Sydney, May 2, 2026, 07:05 AEST
- Macquarie notched up the quickest home-loan growth for March out of all Australian deposit-takers.
- Macquarie’s full-year results are set for release on May 8, just days after the data drops.
- Right now, higher rates and APRA’s lending caps are still what’s holding the pace in check.
Macquarie Group Ltd’s banking arm led March growth in household mortgage lending among Australian authorised deposit-taking institutions, tacking on A$3.6 billion, or 2.1%. That pushed Australia’s overall home-loan market to a fresh high of A$2.46 trillion. Authorised deposit-taking institutions — ADIs — include banks and other licensed firms permitted to accept customer deposits.
Timing is key here. Macquarie will unveil its results for the year through March 31 on Friday, May 8, which means its retail banking performance faces immediate attention just before investors get a look at the complete earnings story.
Macquarie still trails well behind Commonwealth Bank of Australia, Westpac, and National Australia Bank in the mortgage space, according to Canstar’s take on APRA numbers: the big three hold 25%, 21%, and 14% of household housing loans, respectively.

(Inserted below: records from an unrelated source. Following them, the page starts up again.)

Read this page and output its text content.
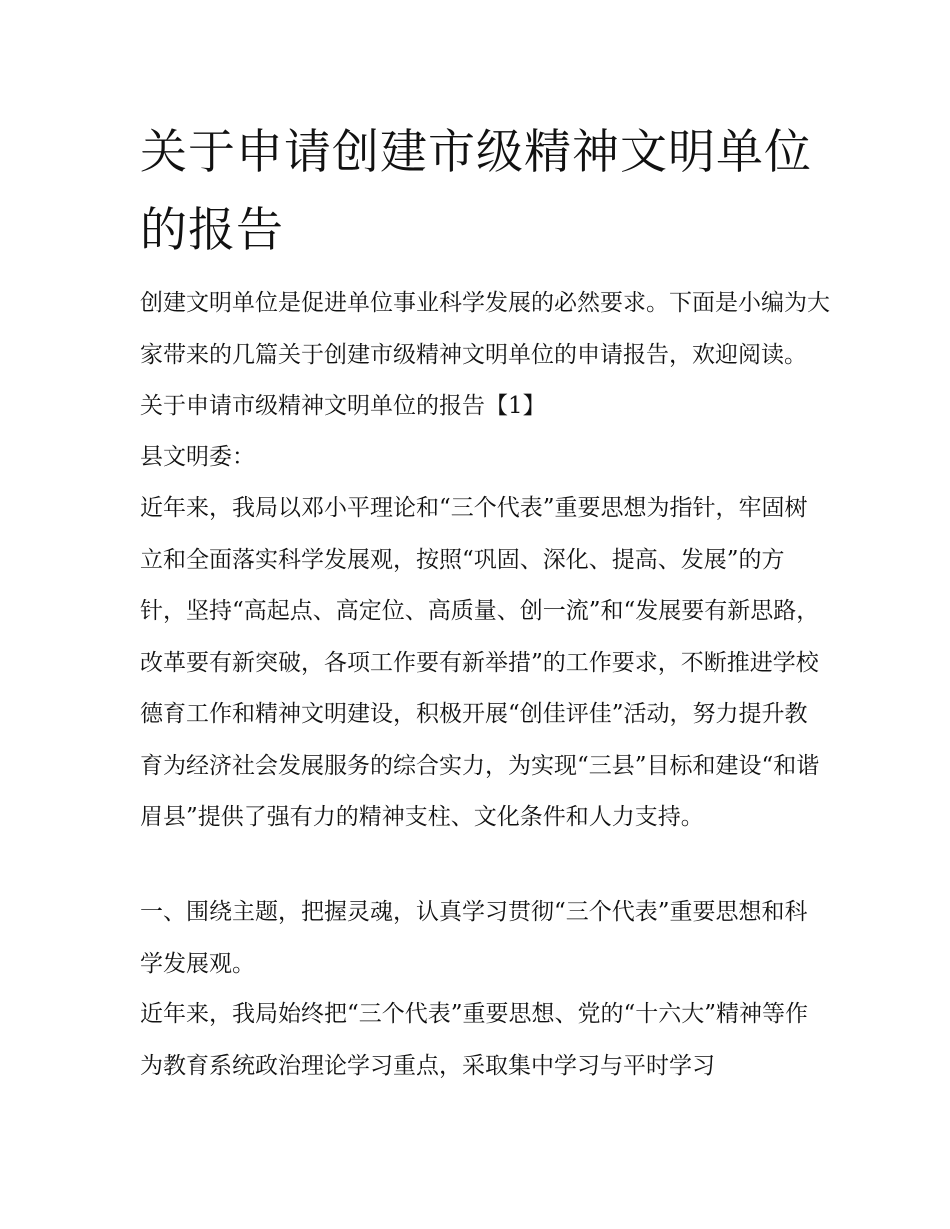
关于申请创建市级精神文明单位的报告

创建文明单位是促进单位事业科学发展的必然要求。下面是小编为大家带来的几篇关于创建市级精神文明单位的申请报告，欢迎阅读。 关于申请市级精神文明单位的报告【1】

县文明委：

近年来，我局以邓小平理论和“三个代表”重要思想为指针，牢固树立和全面落实科学发展观，按照“巩固、深化、提高、发展”的方针，坚持“高起点、高定位、高质量、创一流”和“发展要有新思路，改革要有新突破，各项工作要有新举措”的工作要求，不断推进学校德育工作和精神文明建设，积极开展“创佳评佳”活动，努力提升教育为经济社会发展服务的综合实力，为实现“三县”目标和建设“和谐眉县”提供了强有力的精神支柱、文化条件和人力支持。

一、围绕主题，把握灵魂，认真学习贯彻“三个代表”重要思想和科学发展观。

近年来，我局始终把“三个代表”重要思想、党的“十六大”精神等作为教育系统政治理论学习重点，采取集中学习与平时学习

Even so, Macquarie picked up a 7% share, and its monthly growth rate outpaces the majors—underscoring how the Sydney-based player keeps chipping away at a market the dominant banks have owned for years.
Macquarie is “eating into the big banks’ mortgage dominance,” and fast, according to Canstar Data Insights Director Sally Tindall. Over the past 12 months, Macquarie’s loan book has jumped 27.1%. Tindall described the broader trend as a “land grab.” Canstar
Macquarie’s retail banking arm is just one slice of the business. The broader group covers asset management, commodities and global markets, Macquarie Capital, and advisory. So while the mortgage figures give a glimpse into earnings, it’s hardly the full picture ahead of next week’s result.
But Macquarie has been calling banking a game of scale for some time. In its February operating update, the company pointed to a small year-on-year increase from Banking and Financial Services—loan and deposit growth gave a lift, though that was checked by tighter margins as competition intensified and the portfolio shifted.
Investors have taken note of the company’s expansion. Macquarie shares finished May 1 at A$238.19, gaining 1.32% and putting the group’s market cap near A$90.8 billion, Intelligent Investor pricing data show.
The line isn’t rigid. Out of 33 economists surveyed in a Reuters poll released May 1, 30 predict the Reserve Bank of Australia will raise the cash rate to 4.35% on May 5. APRA’s debt-to-income guideline, meanwhile, restricts ADIs: just 20% of new mortgages can go to borrowers whose debts hit at least six times their income. That ratio—total debt over gross income—takes on extra weight if investor lending keeps accelerating.
The question for Macquarie now: can robust mortgage growth keep feeding earnings, without returns getting eroded by rising funding costs, credit losses, or squeezed margins? March numbers leave no doubt ahead of results week—Australia’s fifth-biggest home lender isn’t just a sideshow in the bank wars anymore.